<

Bupati Tulungagung Terjaring OTT, Langsung Diperiksa Penyidik KPK

JAKARTA — IndonesiaPos

Komisi Pemberantasan Korupsi membawa Bupati Tulungagung, Gatut Sunu Wibowo, ke Gedung Merah Putih KPK di Jakarta untuk menjalani pemeriksaan intensif usai terjaring dalam operasi tangkap tangan (OTT).

Juru Bicara KPK, Budi Prasetyo, menyampaikan bahwa Gatut telah tiba di kantor KPK pada pagi hari dan langsung menjalani proses pemeriksaan.

“Bupati tiba di Gedung KPK Merah Putih sekitar pukul 06.50 WIB dan langsung dilakukan pemeriksaan intensif,” kata Budi dalam keterangannya, Sabtu.

Sementara itu, sejumlah pihak lain yang turut diamankan dalam operasi tersebut masih menjalani pemeriksaan awal di Mapolresta Tulungagung.

“Kami akan update terus perkembangannya secara berkala,” ujarnya.

Sesuai ketentuan dalam Kitab Undang-Undang Hukum Acara Pidana (KUHAP), KPK memiliki waktu maksimal 1 x 24 jam untuk menentukan status hukum pihak-pihak yang diamankan dalam OTT tersebut.

Dalam operasi yang dilakukan pada Jumat (10/4), KPK mengamankan total 16 orang, termasuk Gatut Sunu Wibowo. OTT ini menjadi yang kesepuluh dilakukan KPK sepanjang tahun 2026.

Rangkaian OTT KPK sepanjang tahun ini menunjukkan intensitas penindakan yang tinggi di berbagai sektor dan daerah. OTT pertama pada 2026 dilakukan pada 9–10 Januari dengan menangkap delapan orang terkait dugaan suap dalam pemeriksaan pajak di Kantor Pelayanan Pajak Madya Jakarta Utara, di bawah Direktorat Jenderal Pajak, Kementerian Keuangan.

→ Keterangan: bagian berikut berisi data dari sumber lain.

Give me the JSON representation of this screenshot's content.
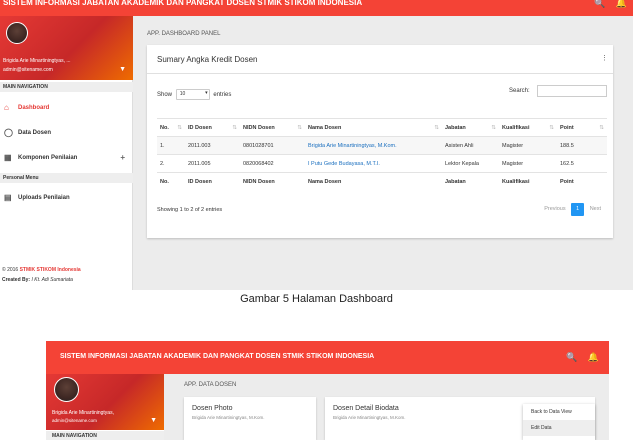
{
  "shot1": {
    "app_title": "SISTEM INFORMASI JABATAN AKADEMIK DAN PANGKAT DOSEN STMIK STIKOM INDONESIA",
    "profile": {
      "name": "Brigida Arie Minartiningtyas, ...",
      "email": "admin@sitename.com"
    },
    "nav_header": "MAIN NAVIGATION",
    "nav_items": [
      {
        "label": "Dashboard",
        "icon": "home-icon"
      },
      {
        "label": "Data Dosen",
        "icon": "user-icon"
      },
      {
        "label": "Komponen Penilaian",
        "icon": "grid-icon"
      }
    ],
    "personal_menu_header": "Personal Menu",
    "personal_items": [
      {
        "label": "Uploads Penilaian",
        "icon": "upload-icon"
      }
    ],
    "footer": {
      "copyright_prefix": "© 2016 ",
      "copyright_brand": "STMIK STIKOM Indonesia",
      "created_by_label": "Created By:",
      "created_by_name": " I Kt. Adi Sumariata"
    },
    "breadcrumb": "APP. DASHBOARD PANEL",
    "card": {
      "title": "Sumary Angka Kredit Dosen",
      "show_label": "Show",
      "entries_value": "10",
      "entries_label": "entries",
      "search_label": "Search:",
      "columns": [
        "No.",
        "ID Dosen",
        "NIDN Dosen",
        "Nama Dosen",
        "Jabatan",
        "Kualifikasi",
        "Point"
      ],
      "rows": [
        [
          "1.",
          "2011.003",
          "0801028701",
          "Brigida Arie Minartiningtyas, M.Kom.",
          "Asisten Ahli",
          "Magister",
          "188.5"
        ],
        [
          "2.",
          "2011.005",
          "0820068402",
          "I Putu Gede Budayasa, M.T.I.",
          "Lektor Kepala",
          "Magister",
          "162.5"
        ]
      ],
      "info": "Showing 1 to 2 of 2 entries",
      "pager": {
        "previous": "Previous",
        "current": "1",
        "next": "Next"
      }
    }
  },
  "caption": "Gambar 5 Halaman Dashboard",
  "shot2": {
    "app_title": "SISTEM INFORMASI JABATAN AKADEMIK DAN PANGKAT DOSEN STMIK STIKOM INDONESIA",
    "profile": {
      "name": "Brigida Arie Minartiningtyas,",
      "email": "admin@sitename.com"
    },
    "nav_header": "MAIN NAVIGATION",
    "breadcrumb": "APP. DATA DOSEN",
    "photo_card": {
      "title": "Dosen Photo",
      "subtitle": "Brigida Arie Minartiningtyas, M.Kom."
    },
    "detail_card": {
      "title": "Dosen Detail Biodata",
      "subtitle": "Brigida Arie Minartiningtyas, M.Kom."
    },
    "dropdown": [
      "Back to Data View",
      "Edit Data"
    ]
  }
}
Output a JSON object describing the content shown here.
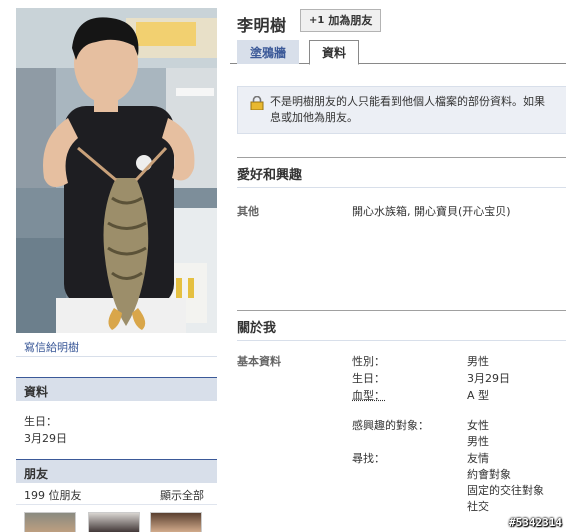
{
  "profile": {
    "name": "李明樹",
    "add_friend_label": "加為朋友",
    "add_friend_icon": "+1"
  },
  "tabs": [
    {
      "label": "塗鴉牆",
      "active": false
    },
    {
      "label": "資料",
      "active": true
    }
  ],
  "notice": {
    "icon": "lock-icon",
    "text_line1": "不是明樹朋友的人只能看到他個人檔案的部份資料。如果",
    "text_line2": "息或加他為朋友。"
  },
  "left": {
    "write_message_link": "寫信給明樹",
    "info_box": {
      "title": "資料",
      "birthday_label": "生日：",
      "birthday_value": "3月29日"
    },
    "friends_box": {
      "title": "朋友",
      "count_text": "199 位朋友",
      "show_all": "顯示全部"
    }
  },
  "hobbies": {
    "title": "愛好和興趣",
    "other_label": "其他",
    "other_value": "開心水族箱, 開心寶貝(开心宝贝)"
  },
  "about": {
    "title": "關於我",
    "basic_label": "基本資料",
    "sex_label": "性別：",
    "sex_value": "男性",
    "birthday_label": "生日：",
    "birthday_value": "3月29日",
    "blood_label": "血型：",
    "blood_value": "A 型",
    "interested_label": "感興趣的對象：",
    "interested_values": [
      "女性",
      "男性"
    ],
    "looking_label": "尋找：",
    "looking_values": [
      "友情",
      "約會對象",
      "固定的交往對象",
      "社交"
    ]
  },
  "watermark": "#5342314",
  "colors": {
    "link": "#3b5998",
    "tab_bg": "#d8dfea",
    "notice_bg": "#eceff5"
  }
}
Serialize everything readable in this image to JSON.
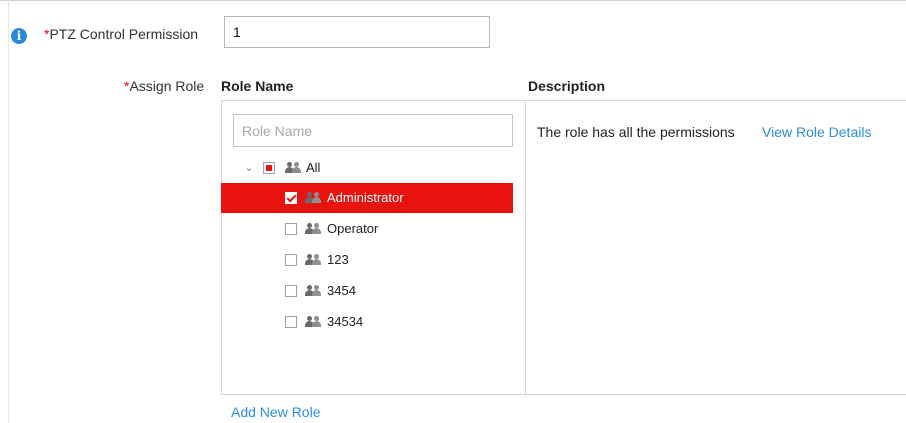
{
  "ptz": {
    "label": "PTZ Control Permission",
    "required_mark": "*",
    "value": "1",
    "info_icon": "info-icon"
  },
  "assign_role": {
    "label": "Assign Role",
    "required_mark": "*",
    "columns": {
      "role_name": "Role Name",
      "description": "Description"
    },
    "search_placeholder": "Role Name",
    "tree": {
      "root": {
        "label": "All",
        "state": "partial",
        "expanded": true
      },
      "roles": [
        {
          "label": "Administrator",
          "checked": true,
          "selected": true
        },
        {
          "label": "Operator",
          "checked": false,
          "selected": false
        },
        {
          "label": "123",
          "checked": false,
          "selected": false
        },
        {
          "label": "3454",
          "checked": false,
          "selected": false
        },
        {
          "label": "34534",
          "checked": false,
          "selected": false
        }
      ]
    },
    "description_text": "The role has all the permissions",
    "view_details_link": "View Role Details",
    "add_new_role": "Add New Role"
  },
  "colors": {
    "accent": "#e8120f",
    "link": "#2b8fe0",
    "info": "#2a88d8"
  }
}
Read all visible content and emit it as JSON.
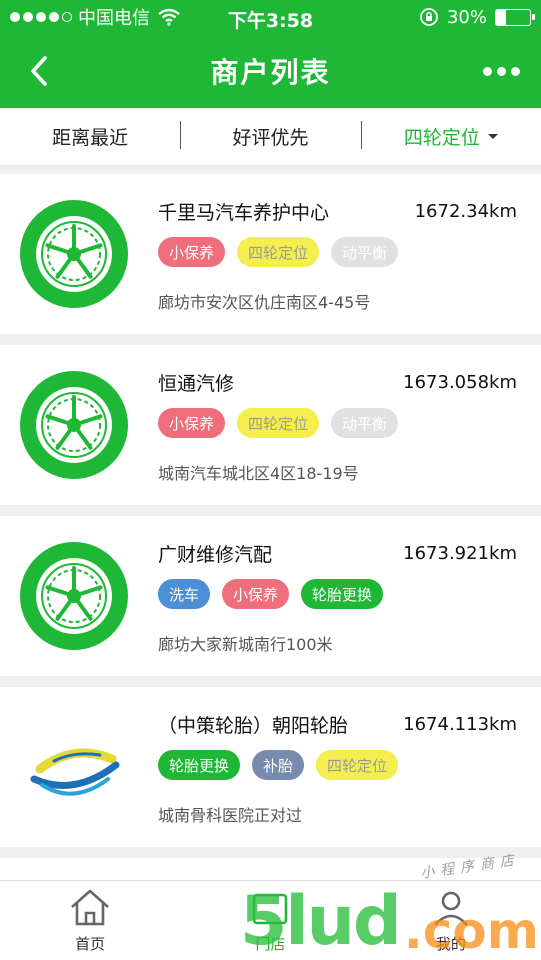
{
  "status_bar": {
    "carrier": "中国电信",
    "time": "下午3:58",
    "battery": "30%",
    "battery_level": 0.3
  },
  "nav": {
    "title": "商户列表"
  },
  "filters": [
    {
      "label": "距离最近",
      "active": false
    },
    {
      "label": "好评优先",
      "active": false
    },
    {
      "label": "四轮定位",
      "active": true
    }
  ],
  "shops": [
    {
      "name": "千里马汽车养护中心",
      "distance": "1672.34km",
      "logo": "tire",
      "tags": [
        {
          "label": "小保养",
          "color": "pink"
        },
        {
          "label": "四轮定位",
          "color": "yellow"
        },
        {
          "label": "动平衡",
          "color": "gray"
        }
      ],
      "address": "廊坊市安次区仇庄南区4-45号"
    },
    {
      "name": "恒通汽修",
      "distance": "1673.058km",
      "logo": "tire",
      "tags": [
        {
          "label": "小保养",
          "color": "pink"
        },
        {
          "label": "四轮定位",
          "color": "yellow"
        },
        {
          "label": "动平衡",
          "color": "gray"
        }
      ],
      "address": "城南汽车城北区4区18-19号"
    },
    {
      "name": "广财维修汽配",
      "distance": "1673.921km",
      "logo": "tire",
      "tags": [
        {
          "label": "洗车",
          "color": "blue"
        },
        {
          "label": "小保养",
          "color": "pink"
        },
        {
          "label": "轮胎更换",
          "color": "green"
        }
      ],
      "address": "廊坊大家新城南行100米"
    },
    {
      "name": "（中策轮胎）朝阳轮胎",
      "distance": "1674.113km",
      "logo": "globe",
      "tags": [
        {
          "label": "轮胎更换",
          "color": "green"
        },
        {
          "label": "补胎",
          "color": "slate"
        },
        {
          "label": "四轮定位",
          "color": "yellow"
        }
      ],
      "address": "城南骨科医院正对过"
    }
  ],
  "tabs": [
    {
      "label": "首页",
      "icon": "home-icon",
      "active": false
    },
    {
      "label": "门店",
      "icon": "store-icon",
      "active": true
    },
    {
      "label": "我的",
      "icon": "user-icon",
      "active": false
    }
  ],
  "watermark": {
    "main": "5lud",
    "suffix": ".com",
    "sub": "小程序商店"
  },
  "colors": {
    "brand_green": "#1fb836",
    "tag_pink": "#ef6e7c",
    "tag_yellow": "#f4ef4e",
    "tag_gray": "#e1e1e1",
    "tag_blue": "#4b8fd6",
    "tag_slate": "#768bad"
  }
}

Selanjutnya, pada 19 Januari 2026, KPK melakukan OTT kedua dengan menangkap Wali Kota Madiun, Maidi, yang kemudian diumumkan sebagai tersangka dalam kasus dugaan pemerasan terkait proyek dan dana CSR.

Pada hari yang sama, KPK juga melakukan OTT ketiga dengan menangkap Bupati Pati, Sudewo, yang diduga terlibat dalam praktik pemerasan terkait pengisian jabatan perangkat desa.

OTT keempat dilakukan pada 4 Februari 2026 di lingkungan Kantor Pelayanan Pajak Madya Banjarmasin, Kalimantan Selatan, terkait proses restitusi pajak.

Masih pada 4 Februari, KPK juga mengumumkan OTT kelima terkait importasi barang tiruan, dengan salah satu pihak yang diamankan adalah Rizal, yang saat itu menjabat sebagai Kepala Kantor Wilayah Bea Cukai Sumatera Bagian Barat.

OTT keenam diungkap pada 5 Februari 2026, terkait dugaan korupsi dalam sengketa lahan di lingkungan Pengadilan Negeri Depok, Depok. Dalam kasus ini, KPK menetapkan sejumlah tersangka, termasuk pejabat pengadilan dan pihak swasta.

Selanjutnya, OTT ketujuh diumumkan pada 3 Maret 2026 dengan menetapkan Bupati Pekalongan, Fadia Arafiq, sebagai tersangka dugaan korupsi pengadaan jasa outsourcing.

OTT kedelapan dilakukan pada 10 Maret 2026 terhadap Bupati Rejang Lebong, Muhammad Fikri Thobari, dalam kasus dugaan suap proyek.

Sementara itu, OTT kesembilan dilakukan pada 13 Maret 2026 dengan menangkap Bupati Cilacap, Syamsul Auliya Rachman, terkait dugaan pemerasan dan penerimaan gratifikasi.

Dengan bertambahnya OTT di Tulungagung, KPK menegaskan komitmennya dalam memberantas tindak pidana korupsi di berbagai sektor, baik di tingkat pusat maupun daerah.